Introduction: The indication for statin treatment is common in patients with dyslipidaemia due to the risks of cardiovascular and metabolic diseases and their complications. Statins reduce the synthesis of liver cholesterol by competitively inhibiting the enzyme reductase-3-hydroxy-3- methylglutaryl-coenzyme A (HMG-CoA reductase), with many beneficial effects, but may cause liver or muscle damage.
Objective: To assess the implications of hepatoprotection against hepatic damage in patients with dyslipidaemia and hypercholesterolaemia, with cytolysis of different degrees.
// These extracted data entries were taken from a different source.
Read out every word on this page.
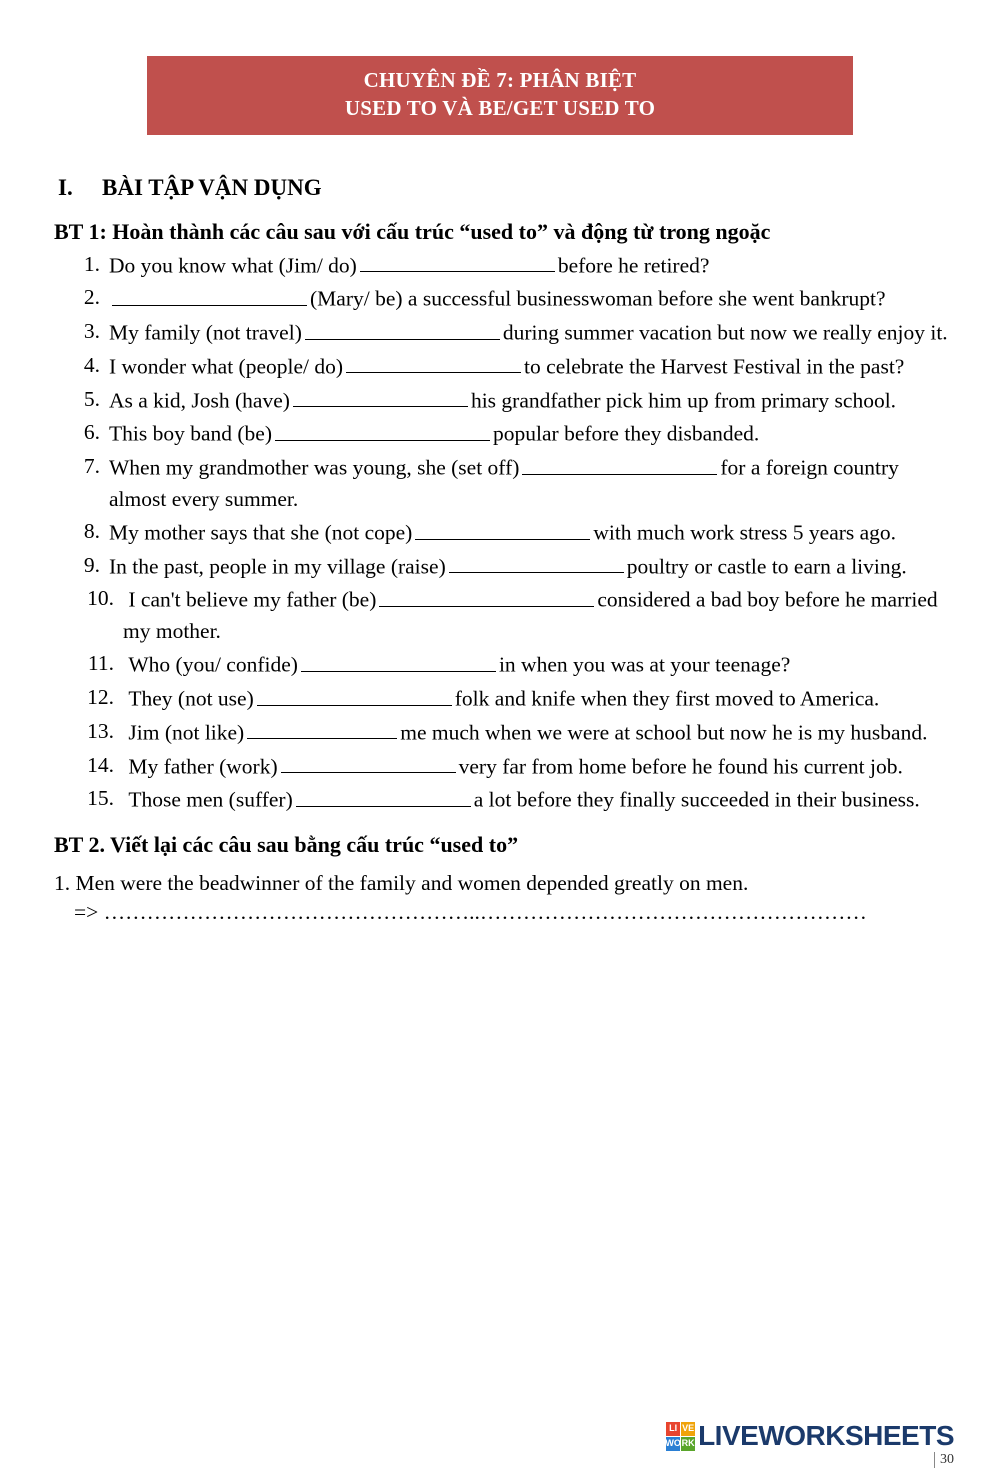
CHUYÊN ĐỀ 7: PHÂN BIỆT
USED TO VÀ BE/GET USED TO
I. BÀI TẬP VẬN DỤNG
BT 1: Hoàn thành các câu sau với cấu trúc “used to” và động từ trong ngoặc
1. Do you know what (Jim/ do)	before he retired?
2.	(Mary/ be) a successful businesswoman before she went bankrupt?
3. My family (not travel)	during summer vacation but now we really enjoy it.
4. I wonder what (people/ do)	to celebrate the Harvest Festival in the past?
5. As a kid, Josh (have)	his grandfather pick him up from primary school.
6. This boy band (be)	popular before they disbanded.
7. When my grandmother was young, she (set off)	for a foreign country almost every summer.
8. My mother says that she (not cope)	with much work stress 5 years ago.
9. In the past, people in my village (raise)	poultry or castle to earn a living.
10. I can't believe my father (be)	considered a bad boy before he married my mother.
11. Who (you/ confide)	in when you was at your teenage?
12. They (not use)	folk and knife when they first moved to America.
13. Jim (not like)	me much when we were at school but now he is my husband.
14. My father (work)	very far from home before he found his current job.
15. Those men (suffer)	a lot before they finally succeeded in their business.
BT 2. Viết lại các câu sau bằng cấu trúc “used to”
1. Men were the beadwinner of the family and women depended greatly on men.
=> ……………………………………………..………………………………………………
LI VE
WO RK LIVEWORKSHEETS
30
Materials and methods: The study was performed on 220 subjects with hypercholesterolaemia, 40–60 years, of both sexes (53% women; 47% men), who received statins (20 mg/day). At treatment initiation, evaluation of the liver and cardiovascular was performed by laboratory tests and imaging (ultrasound, ECG), with control every 3 months.
Results: All patients received statins for reducing LDL cholesterol, but also for antioxidant, anti-inflammatory, anticoagulant effects, ameliorating endothelial dysfunction and stabilising atheromatous plaques. Hepatic impairment with increased transaminases was reported in 17 patients (8%). The increases were moderate, about 3–4 times higher in five patients, for whom the type of statin was changed at 3 months follow-up; and two of them were switched to another lipid-lowering agent after 6 months.
Important increases of 8–10 times were determined in two patients, excluding other causes of liver damage, with the replacement of lipid-lowering class.
Conclusion: Hepatoprotection requires transaminase monitoring, periodically, with an increase involving therapeutic modifications. The conduct consists in establishing statin tolerance, replacing lipid-lowering class, together with hepatic protective medication and the control of other risk factors (steatosis, viruses, alcohol, drug interactions).